TLDR
- Hyperliquid is a custom Layer 1 blockchain built for high-speed onchain trading, processing up to 200,000 orders per second.
- 99% of trading fees from perps and spot markets go into buybacks of HYPE via the Assistance Fund.
- The platform generated around $960 million in revenue in 2025 and has expanded into S&P 500 and SpaceX-linked perpetual futures.
- There was no VC, no centralized exchange, and no market-maker allocation at launch — but contributor unlocks run through 2027, with the next unlock on July 6, 2026.
- Key risks include a small validator set, heavy reliance on perpetuals volume, and regulatory pressure on offshore leverage platforms.
Hyperliquid has built one of the most talked-about products in crypto. The platform runs on a custom Layer 1 chain, and it processes every order, trade, and liquidation entirely onchain with one-block finality.

The system is designed to handle around 200,000 orders per second. That puts it closer to a centralized exchange in feel, while keeping everything on a public chain.
The chain splits execution between two systems. HyperCore handles the perpetual futures and spot order books. HyperEVM adds Ethereum-style smart contract functionality on top.
How Fees Flow Back to HYPE
The token’s value case is more direct than most. According to DeFiLlama, 99% of fees from Hyperliquid’s perp and spot markets go to the Assistance Fund, which uses them to buy HYPE.
That creates a clear link between trading activity and token demand. Most crypto tokens lack that kind of direct connection.
DeFiLlama ranks Hyperliquid among the biggest protocols in crypto by fees and revenue. The Financial Times reported the platform generated roughly $960 million in revenue in 2025.
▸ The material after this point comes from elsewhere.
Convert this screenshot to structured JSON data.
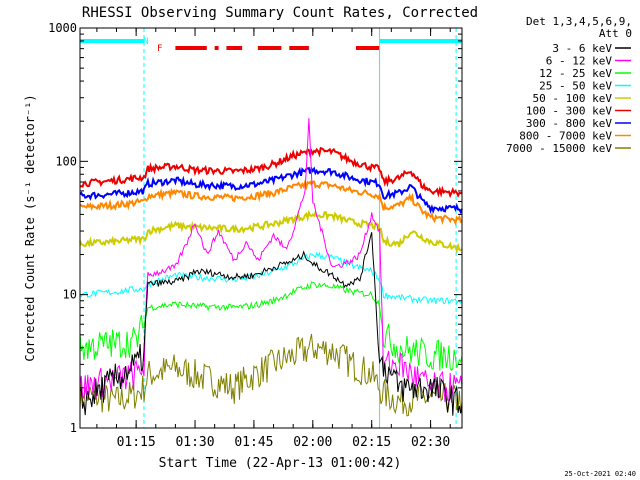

Reuters and the Wall Street Journal have reported that Hyperliquid expanded into pre-IPO perpetual futures and licensed the S&P 500 index from S&P Dow Jones for a perpetuals contract. SpaceX-linked perpetuals also became one of the most traded assets on the platform.
That is real product traction, not just speculation.
Tokenomics and the July 2026 Unlock
HYPE launched with no private investor allocation, no centralized exchange allocation, and no market-maker allocation. Total supply is capped at 1 billion tokens.
At genesis, 31% went to a public airdrop, 38.8% was reserved for future emissions and community rewards, and 23.8% was set aside for core contributors.
That contributor slice matters. Unlock schedules extend through 2027. The next core contributor unlock is set for July 6, 2026.
Validators can also stake HYPE, earn rewards, and charge commissions. But the validator set remains small — in the low dozens — which raises centralization concerns.
Key Risks
Regulatory risk is real. Reuters noted that offshore platforms like Hyperliquid typically try to restrict U.S. users. Increased regulatory pressure on offshore leverage products could affect the business model.
Revenue is heavily concentrated in perpetuals trading. If that volume drops, fees and buybacks fall with it.
The contributor unlock on July 6, 2026 is the most immediate near-term event to watch.